Moss has also been co-lead of Genomics England’s research program in cancer and rare disease. Before joining Genomics England, Moss was entrepreneur in residence for two Fidelity-backed venture capital funds, F-Prime and Eight Roads, where he led an investment in, and joined the executive team of, AI biotech company Owkin.
“He’s got a strong background in oncology. Parker brings a wealth of experience now to really help us in developing and commercializing our tech platforms and our precision medicine platforms,” Hopkins said. “We mutually found each other.”
Hopkins—who discussed his career and the founding of Exscientia last year as a guest on GEN’s “Close to the Edge” video interview series—recently found himself recognized in rarefied company, after making both Fortune magazine’s inaugural Fortune 50 AI Innovators list, and Time magazine’s list of “The 100 Most Influential People in AI 202 3.”

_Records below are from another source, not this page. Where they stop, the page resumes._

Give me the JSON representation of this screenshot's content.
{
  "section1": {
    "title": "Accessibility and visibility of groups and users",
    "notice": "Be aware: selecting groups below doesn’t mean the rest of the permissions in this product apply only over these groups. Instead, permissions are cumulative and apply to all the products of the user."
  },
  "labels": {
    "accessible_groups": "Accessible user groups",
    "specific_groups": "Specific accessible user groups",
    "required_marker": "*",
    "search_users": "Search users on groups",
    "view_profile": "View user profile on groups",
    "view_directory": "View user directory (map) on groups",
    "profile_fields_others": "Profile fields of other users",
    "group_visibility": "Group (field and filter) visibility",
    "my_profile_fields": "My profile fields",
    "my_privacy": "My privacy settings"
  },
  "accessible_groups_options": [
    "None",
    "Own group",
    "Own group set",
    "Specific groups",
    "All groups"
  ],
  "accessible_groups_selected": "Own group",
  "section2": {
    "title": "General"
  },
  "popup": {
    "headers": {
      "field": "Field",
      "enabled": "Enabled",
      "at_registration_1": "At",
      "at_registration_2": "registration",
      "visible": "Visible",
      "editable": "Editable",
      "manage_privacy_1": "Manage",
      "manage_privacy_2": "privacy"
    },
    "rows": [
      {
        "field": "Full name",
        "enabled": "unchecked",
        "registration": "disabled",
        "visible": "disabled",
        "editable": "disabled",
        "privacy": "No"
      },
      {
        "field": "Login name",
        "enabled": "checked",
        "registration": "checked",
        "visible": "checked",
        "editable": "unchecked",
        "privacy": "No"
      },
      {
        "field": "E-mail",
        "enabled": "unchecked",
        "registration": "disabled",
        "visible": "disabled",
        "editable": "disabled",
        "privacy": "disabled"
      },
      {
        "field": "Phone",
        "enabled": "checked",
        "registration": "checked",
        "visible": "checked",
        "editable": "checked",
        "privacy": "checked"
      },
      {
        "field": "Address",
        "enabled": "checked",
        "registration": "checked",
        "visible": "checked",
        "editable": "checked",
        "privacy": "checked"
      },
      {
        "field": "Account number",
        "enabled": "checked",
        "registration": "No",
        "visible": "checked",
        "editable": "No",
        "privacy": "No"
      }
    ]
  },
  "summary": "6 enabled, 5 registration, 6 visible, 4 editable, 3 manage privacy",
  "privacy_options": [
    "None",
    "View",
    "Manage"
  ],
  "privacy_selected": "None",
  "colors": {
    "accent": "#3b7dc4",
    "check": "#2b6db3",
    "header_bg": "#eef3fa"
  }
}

Time’s list includes 23 chief executives of top companies and firms in the space, including Marc Andreessen, co-founder of Silicon Valley venture capital firm Andreessen Horowitz (a16z); and Jensen Huang, CEO, president and co-founder of Nvidia, which has focused its AI presence in life sciences.
“It is fantastic recognition for the company to be recognized amongst that incredible list of individuals. To be listed amongst Elon Musk, Sam Altman, and Demis Hassabis [CEO and co-founder, Google DeepMind] is an incredible and humbling honor to have,” Hopkins said. “I think it’s a recognition that Exscientia has played the leading role in developing AI for drug discovery.”
Alex Philippidis is senior business editor of GEN.